Le travail archéologique journalier

À la recherche d'une sépulture :

Dans le coin du terrain où j'ai débuté mon travail, il y a le plus souvent une simple différence de couleur de terre : la présence d'une forme "ovale" qui signale l'existence d'une éventuelle sépulture. Je dis éventuelle car il arrive qu'il ne reste rien et que le décapage réalisé depuis quelques heures ne donne aucun résultat

La sépulture localisée :

Une fois une sépulture circonscrite et ses limites déterminées, la fouille à l'intérieur des limites visualisées peut débuter pour dégager les ossements.

Les limites se déterminent avec la recherche des quatre coins du cercueil (les quatre coins de la forme ovale reperée). Étant donné que nous nous trouvons dans un cimetière européen du XVIIIeme siècle (donc chrétien), les dépouilles ont été enterrées dans des cercueils en bois et non directement dans le sol enveloppées dans un linceul.

La découverte des restes humains

Lorsque les ossements sont atteints ils ne sont surtout pas retirés du sol au fur et à mesure de leur mise à jour le squelette devant tout d'abord être dégagé complètement avant cette opération. Enfin le plus complètement possible car il arrive bien souvent que tous les os ne soient pas retrouvés.

Préparation des ossements

Avant le prélèvement définitif, les ossements sont nettoyés : la terre autour et sur les os est retirée avec des pinceaux et avec des languettes en bois afin de ne pas effriter la surface de l'os souvent fragilisée. Le nettoyage va permettre de rendre plus visibles les ossements sur la photographie.

Photographie et dessin

Après le cliché, un dessin sur papier quadrillé est réalisé en prenant en compte des élévations, des mesures des os, bref il faut (ou du moins essayer) de dessiner le plus fidèlement possible le vestige qui est prêt à être dégage.

Les sépultures étant fouillées par deux personnes (cela permet de dégager le maximum de sépultures complètes au lieu de plusieurs sépultures incomplètes), l'une mesure pendant que l'autre dessine. Cette division du travail permet de gagner du temps, facilite le travail du dessinateur ainsi que celui de la personne qui prend les mesures et qui peut plus 'facilement' rester quelques minutes en équilibre instable au bord d'une sépulture sans avoir à poser ses outils de mesure toutes les deux minutes et avoir à trouver une position stable pour installer sa planche à dessiner et prendre ses crayons.

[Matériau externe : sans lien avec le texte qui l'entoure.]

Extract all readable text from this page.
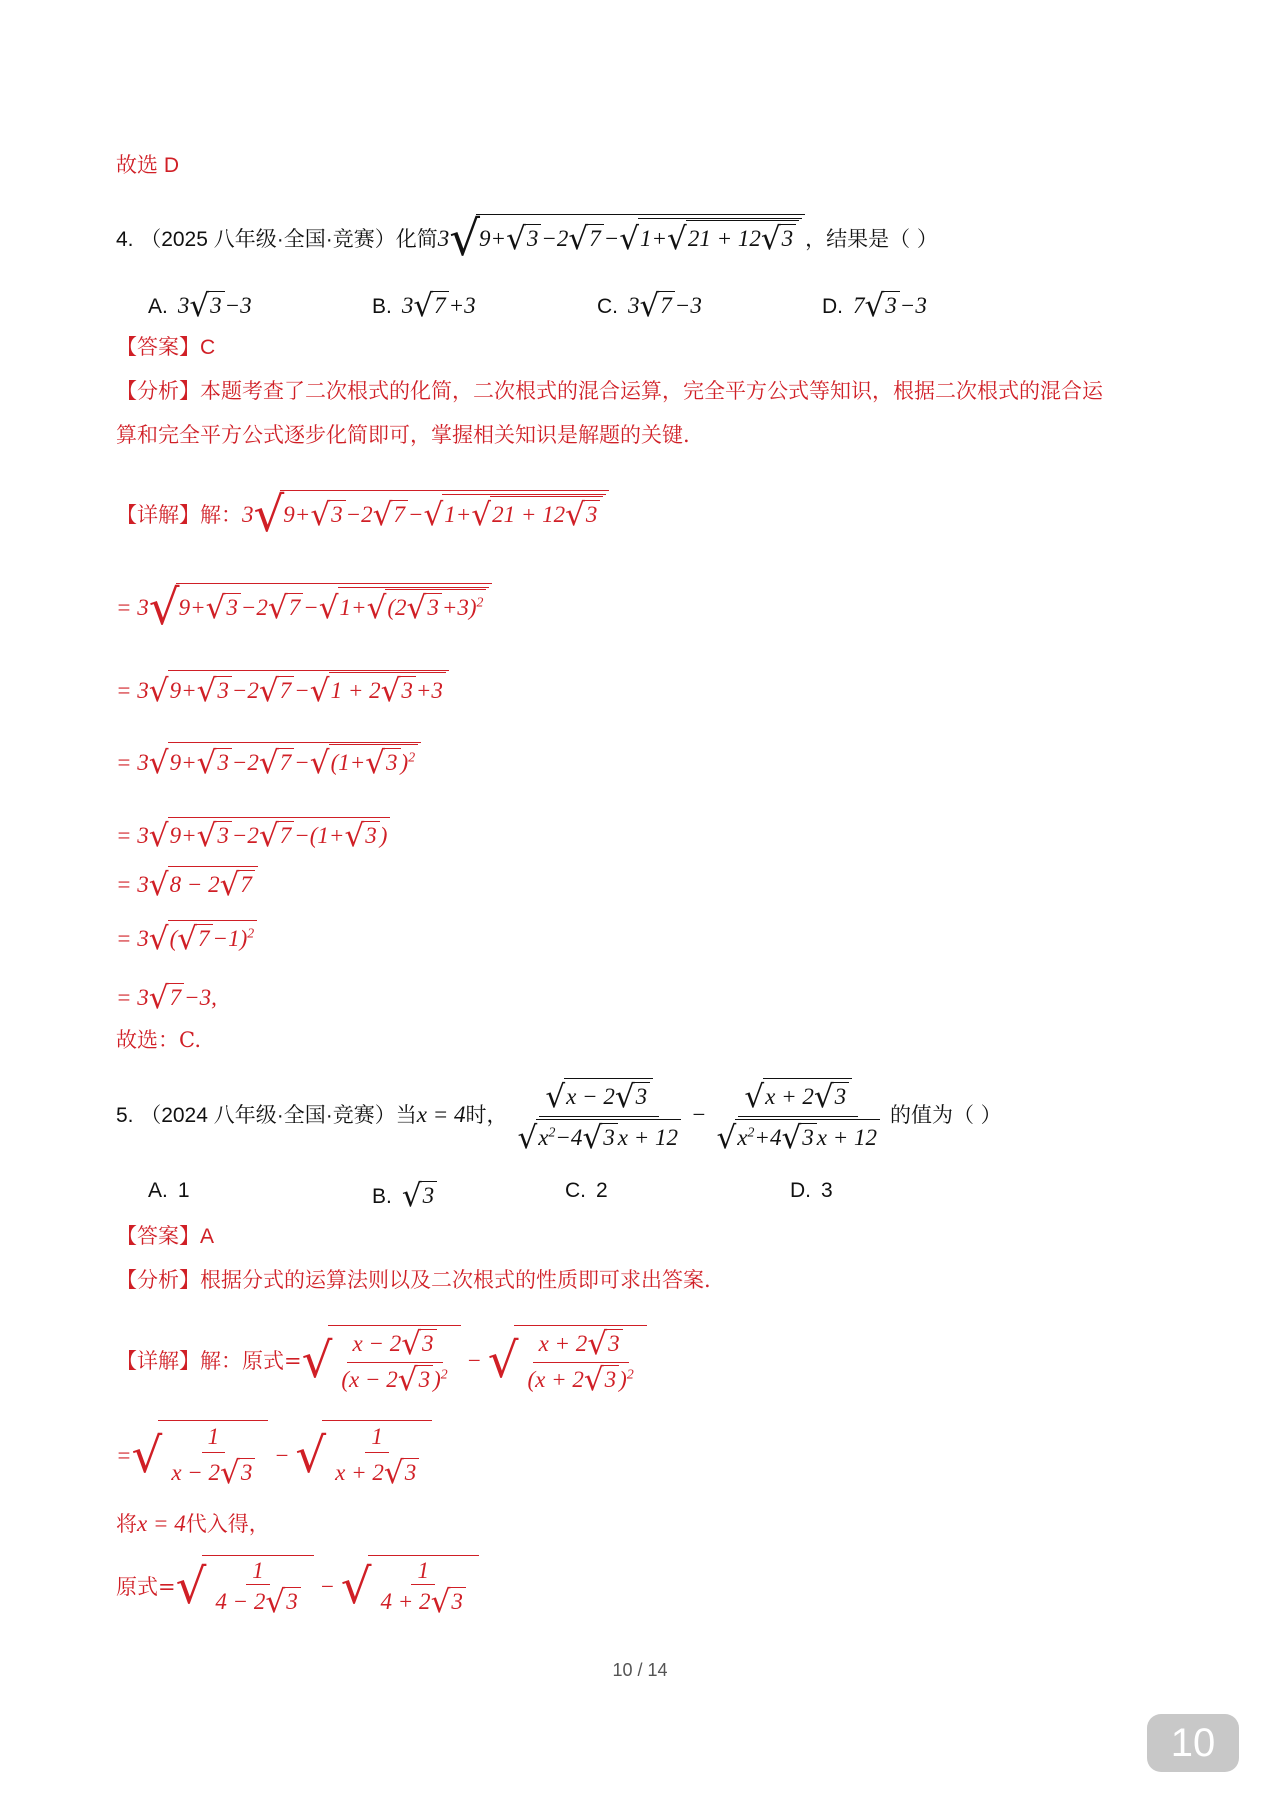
故选 D
4. （2025 八年级·全国·竞赛）化简3√9+√3 −2√7 −√1+√21 + 12√3 ，结果是（ ）
A. 3√3 −3	B. 3√7 +3	C. 3√7 −3	D. 7√3 −3
【答案】C
【分析】本题考查了二次根式的化简，二次根式的混合运算，完全平方公式等知识，根据二次根式的混合运
算和完全平方公式逐步化简即可，掌握相关知识是解题的关键.
【详解】解：3√9+√3 −2√7 −√1+√21 + 12√3
= $3√9+√3 -2√7 -√1+√(2√3 +3)^2$
= 3√9+√3 −2√7 −√1 + 2√3 +3
= 3√9+√3 −2√7 −√(1+√3 )$^2$
= 3√9+√3 −2√7 −(1+√3 )
= 3√8 − 2√7
= $3√(√7 -1)^2$
= 3√7 −3,
故选：C.
5. （2024 八年级·全国·竞赛）当x = 4时， $\frac{√x - 2√3}{√x^2-4√3 x + 12} - \frac{√x + 2√3}{√x^2+4√3 x + 12}$ 的值为（ ）
A. 1	B. √3	C. 2	D. 3
【答案】A
【分析】根据分式的运算法则以及二次根式的性质即可求出答案.
【详解】解：原式=√ $\frac{x - 2√3}{(x - 2√3 )^2}$ − √ $\frac{x + 2√3}{(x + 2√3 )^2}$
=√ $\frac{1}{x - 2√3}$ − √ $\frac{1}{x + 2√3}$
将x = 4代入得，
原式=√ $\frac{1}{4 - 2√3}$ − √ $\frac{1}{4 + 2√3}$
10 / 14
10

Prise de notes sur la découverte

Le chargé de chantier ou la paléo-anthropologue prennent, après ou pendant le dessin, des notes sur l'état de conservation du squelette, les os présents ou manquants, la position du squelette par rapport au nord, ils déterminent le sexe du défunt, les possibles causes de décès (certaines sont visibles de suite pour un œil exercé).

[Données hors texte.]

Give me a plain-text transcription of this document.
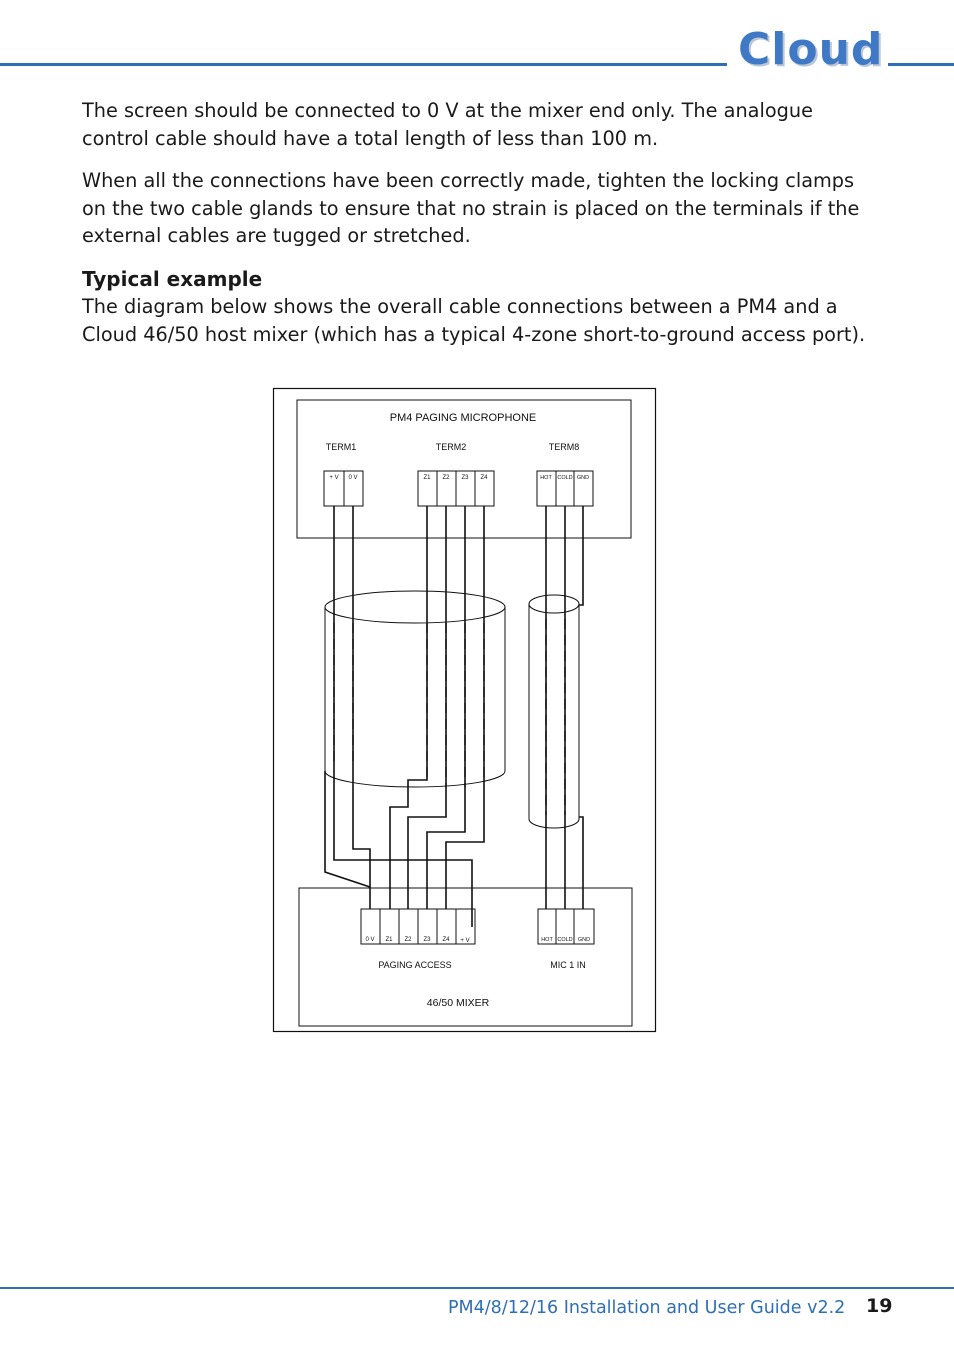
Cloud

The screen should be connected to 0 V at the mixer end only. The analogue control cable should have a total length of less than 100 m.

When all the connections have been correctly made, tighten the locking clamps on the two cable glands to ensure that no strain is placed on the terminals if the external cables are tugged or stretched.

Typical example

The diagram below shows the overall cable connections between a PM4 and a Cloud 46/50 host mixer (which has a typical 4-zone short-to-ground access port).

PM4 PAGING MICROPHONE
TERM1	TERM2	TERM8
+ V 0 V	Z1 Z2 Z3 Z4	HOT COLD GND
0 V Z1 Z2 Z3 Z4 + V	HOT COLD GND
PAGING ACCESS	MIC 1 IN
46/50 MIXER
PM4/8/12/16 Installation and User Guide v2.2 19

Après toutes ces étapes, vient l'étape qui consiste à enfin prélever les ossements.

Le prélèvement

Étant donné que nous nous trouvons sur un chantier de sauvetage, nous sommes très pris par le temps : le chantier devait durer quatorze semaines pour finalement avoir été réduit à six semaines. Il nous faut donc sortir au minimum six sépultures par jour pour arriver à dégager les cent soixante sépultures repérées lors de la prospection à pied (mais en realité nous savons qu'il y en a beaucoup plus et elles ne pourront pas être mises à jour par manque de temps).

Pris par le temps qui file (je sais, je mentionne très souvent le temps, mais c'est une véritable couse contre la montre qui a lieu) et travaillant dans un terrain très humide (souvent dans l'eau lorsque que nous atteignons la nappe phréatique et/ou lorsque le ciel n'est pas clément avec nous), il nous faut travailler rapidement et correctement.

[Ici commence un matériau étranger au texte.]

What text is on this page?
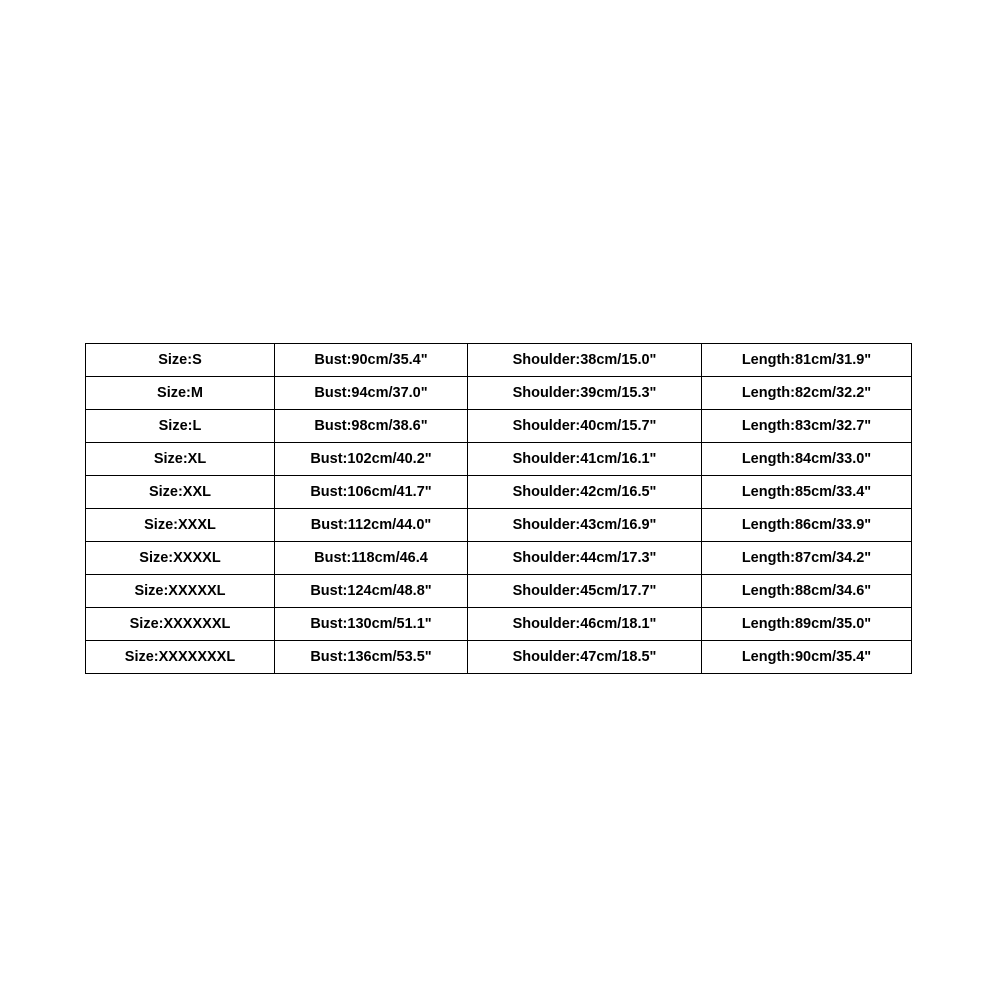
Size:S	Bust:90cm/35.4"	Shoulder:38cm/15.0"	Length:81cm/31.9"
Size:M	Bust:94cm/37.0"	Shoulder:39cm/15.3"	Length:82cm/32.2"
Size:L	Bust:98cm/38.6"	Shoulder:40cm/15.7"	Length:83cm/32.7"
Size:XL	Bust:102cm/40.2"	Shoulder:41cm/16.1"	Length:84cm/33.0"
Size:XXL	Bust:106cm/41.7"	Shoulder:42cm/16.5"	Length:85cm/33.4"
Size:XXXL	Bust:112cm/44.0"	Shoulder:43cm/16.9"	Length:86cm/33.9"
Size:XXXXL	Bust:118cm/46.4	Shoulder:44cm/17.3"	Length:87cm/34.2"
Size:XXXXXL	Bust:124cm/48.8"	Shoulder:45cm/17.7"	Length:88cm/34.6"
Size:XXXXXXL	Bust:130cm/51.1"	Shoulder:46cm/18.1"	Length:89cm/35.0"
Size:XXXXXXXL	Bust:136cm/53.5"	Shoulder:47cm/18.5"	Length:90cm/35.4"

Malheureusement pour notre travail, les ossements dans leur grande majorité ne nous facilitent pas le travail car ils se brisent très facilement suite à leur long séjour dans un milieu humide (et à leur âge). Le prélèvement, étape minutieuse et exigeante, demande donc encore plus de patience que d'habitude.

Comment les os sont prélevés :

(les ossements sont déposés dans des sacs en papier qui portent le numéro du carré dans lequel ils ont été mis à jour)

Le prélèvement se fait la plupart du temps de la manière suivante : le crâne est retiré du sol en premier, par le terme crâne il faut comprendre les os du crâne et les mâchoires.

LE CRÂNE

Le crâne vient parfois du premier coup en un seul morceau, mais le bien souvent étant fragilisé (fracturé par les machines agricoles, imbibé d'eau), il se détache en plusieurs morceaux.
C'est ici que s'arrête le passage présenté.